Objectifs.– En cas d’impossibilité d’autosondages, on peut proposer une sphinctérotomie chirurgicale chez les patients présentant une dyssynergie vesico-sphinctérienne (DVS). L’objectif de notre étude est d’évaluer les résultats de la sphinctérotomie dans la DVS d’origine neurologique.

Méthodes.– Étude rétrospective portant sur 44 patients présentant une DVS ayant bénéficié d’une sphinctérotomie entre janvier 2008 et septembre 2012. L’âge moyen était de 49, 7 ans [27–80], 70 % (30/44) des patients étaient des traumatisés médullaires, 14 % (6/44) étaient porteurs d’une SEP, 9 % (4/44) avaient une démence frontale ou un traumatisme crânien grave et 9 % (4/44) étaient IMC, 80 % (35/44) étaient porteurs préalablement de prothèse d’incontinentation. La sphinctérotomie était réalisée dans 55 % des cas en résection mono polaire et 43 % des cas au laser Revolix®, après retrait de la prothèse urétrale.

Résultats.– Le suivi moyen était de 30 mois [8–120]. La durée d’hospitalisation moyenne était de 5 jours [3–9]. Le résidu post-mictionnel (RPM) moyen préopératoire était de 149 mL et 176 mL en postopératoire. 29 % (n = 13) ont bénéficié d’une nouvelle sphinctérotomie, à 9 mois en moyenne avec un RPM moyen final à 116 mL. Finalement 20 % (n = 9) ont finalement bénéficié d’un autre traitement pour échec de la sphinctérotomie. Nous avons mis en evidence 22 % de complications Clavien 2 (hématurie, infections). D’après les patients, 66 % (29/44) s’estiment améliorés par la sphinctérotomie, 20 % (9/44) ont conservé un état similaire et 9 % (4/44) se sont aggravés.

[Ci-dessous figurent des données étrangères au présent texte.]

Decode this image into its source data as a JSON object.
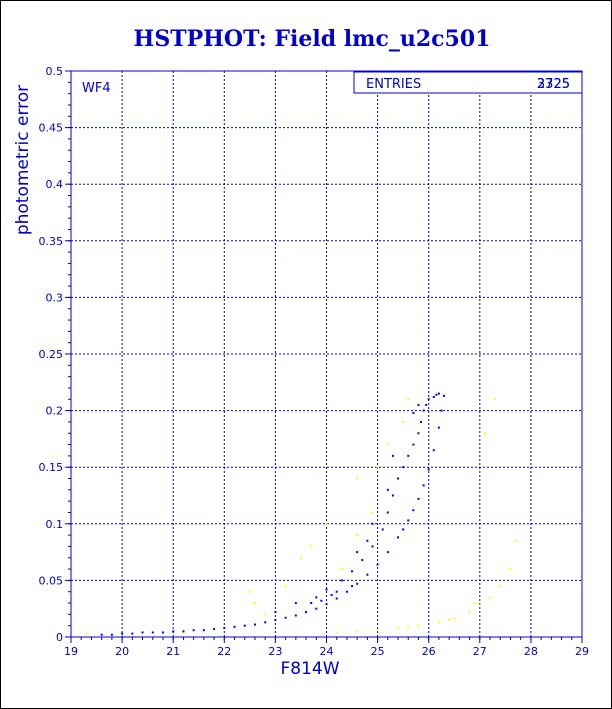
{
  "chart_data": {
    "type": "scatter",
    "title": "HSTPHOT: Field lmc_u2c501",
    "xlabel": "F814W",
    "ylabel": "photometric error",
    "xlim": [
      19,
      29
    ],
    "ylim": [
      0,
      0.5
    ],
    "x_ticks": [
      "19",
      "20",
      "21",
      "22",
      "23",
      "24",
      "25",
      "26",
      "27",
      "28",
      "29"
    ],
    "y_ticks": [
      "0",
      "0.05",
      "0.1",
      "0.15",
      "0.2",
      "0.25",
      "0.3",
      "0.35",
      "0.4",
      "0.45",
      "0.5"
    ],
    "grid": true,
    "panel_label": "WF4",
    "stats_box": {
      "label": "ENTRIES",
      "value": "2725",
      "value_overprint": "3325"
    },
    "colors": {
      "axes": "#0000cc",
      "main_sequence": "#0000ff",
      "secondary": "#ffff00"
    },
    "series": [
      {
        "color": "#0000ff",
        "points": [
          [
            19.6,
            0.002
          ],
          [
            19.8,
            0.002
          ],
          [
            20.0,
            0.003
          ],
          [
            20.2,
            0.003
          ],
          [
            20.4,
            0.004
          ],
          [
            20.6,
            0.004
          ],
          [
            20.8,
            0.004
          ],
          [
            21.0,
            0.005
          ],
          [
            21.2,
            0.005
          ],
          [
            21.4,
            0.006
          ],
          [
            21.6,
            0.006
          ],
          [
            21.8,
            0.007
          ],
          [
            22.0,
            0.008
          ],
          [
            22.2,
            0.009
          ],
          [
            22.4,
            0.01
          ],
          [
            22.6,
            0.011
          ],
          [
            22.8,
            0.013
          ],
          [
            23.0,
            0.015
          ],
          [
            23.2,
            0.017
          ],
          [
            23.4,
            0.019
          ],
          [
            23.6,
            0.022
          ],
          [
            23.8,
            0.025
          ],
          [
            24.0,
            0.029
          ],
          [
            24.2,
            0.034
          ],
          [
            24.4,
            0.04
          ],
          [
            24.6,
            0.047
          ],
          [
            24.8,
            0.055
          ],
          [
            25.0,
            0.064
          ],
          [
            25.2,
            0.075
          ],
          [
            25.4,
            0.088
          ],
          [
            25.5,
            0.095
          ],
          [
            25.6,
            0.103
          ],
          [
            25.7,
            0.112
          ],
          [
            25.8,
            0.122
          ],
          [
            25.9,
            0.134
          ],
          [
            26.0,
            0.148
          ],
          [
            26.1,
            0.165
          ],
          [
            26.2,
            0.185
          ],
          [
            26.25,
            0.2
          ],
          [
            26.3,
            0.213
          ],
          [
            23.0,
            0.022
          ],
          [
            23.4,
            0.03
          ],
          [
            23.8,
            0.035
          ],
          [
            24.0,
            0.042
          ],
          [
            24.3,
            0.05
          ],
          [
            24.5,
            0.058
          ],
          [
            24.7,
            0.068
          ],
          [
            24.9,
            0.08
          ],
          [
            25.1,
            0.095
          ],
          [
            25.2,
            0.11
          ],
          [
            25.3,
            0.125
          ],
          [
            25.4,
            0.14
          ],
          [
            25.5,
            0.15
          ],
          [
            25.6,
            0.16
          ],
          [
            25.7,
            0.17
          ],
          [
            25.8,
            0.18
          ],
          [
            25.85,
            0.19
          ],
          [
            25.9,
            0.2
          ],
          [
            25.95,
            0.205
          ],
          [
            26.0,
            0.21
          ],
          [
            25.3,
            0.16
          ],
          [
            25.2,
            0.13
          ],
          [
            24.9,
            0.1
          ],
          [
            24.8,
            0.085
          ],
          [
            24.6,
            0.075
          ],
          [
            26.1,
            0.212
          ],
          [
            26.15,
            0.214
          ],
          [
            26.2,
            0.215
          ],
          [
            25.8,
            0.205
          ],
          [
            25.7,
            0.198
          ],
          [
            24.2,
            0.04
          ],
          [
            24.5,
            0.045
          ],
          [
            24.1,
            0.037
          ],
          [
            23.9,
            0.032
          ],
          [
            23.7,
            0.03
          ]
        ]
      },
      {
        "color": "#ffff00",
        "points": [
          [
            19.3,
            0.003
          ],
          [
            20.0,
            0.002
          ],
          [
            21.2,
            0.004
          ],
          [
            22.5,
            0.04
          ],
          [
            23.2,
            0.045
          ],
          [
            23.5,
            0.07
          ],
          [
            23.7,
            0.08
          ],
          [
            24.0,
            0.1
          ],
          [
            24.6,
            0.09
          ],
          [
            24.9,
            0.11
          ],
          [
            25.0,
            0.15
          ],
          [
            25.2,
            0.17
          ],
          [
            25.5,
            0.19
          ],
          [
            25.6,
            0.21
          ],
          [
            24.6,
            0.14
          ],
          [
            24.3,
            0.06
          ],
          [
            22.8,
            0.02
          ],
          [
            22.6,
            0.03
          ],
          [
            24.2,
            0.004
          ],
          [
            24.6,
            0.005
          ],
          [
            25.0,
            0.006
          ],
          [
            25.4,
            0.008
          ],
          [
            25.8,
            0.01
          ],
          [
            26.2,
            0.013
          ],
          [
            26.5,
            0.016
          ],
          [
            26.8,
            0.022
          ],
          [
            27.0,
            0.028
          ],
          [
            27.2,
            0.035
          ],
          [
            27.4,
            0.045
          ],
          [
            27.6,
            0.06
          ],
          [
            27.7,
            0.085
          ],
          [
            27.3,
            0.21
          ],
          [
            27.1,
            0.18
          ],
          [
            26.9,
            0.03
          ],
          [
            26.4,
            0.015
          ],
          [
            25.6,
            0.009
          ]
        ]
      }
    ]
  }
}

Conclusion.– Dans cette série, nous avions observé que la sphinctérotomie était une technique efficace et bien tolérée. Elle nécessitait néanmoins parfois un second temps et une surveillance au long cours afin de ne pas méconnaître une resténose.

Figure 1 Succès, échecs et alternatives à la sphinctérotomie.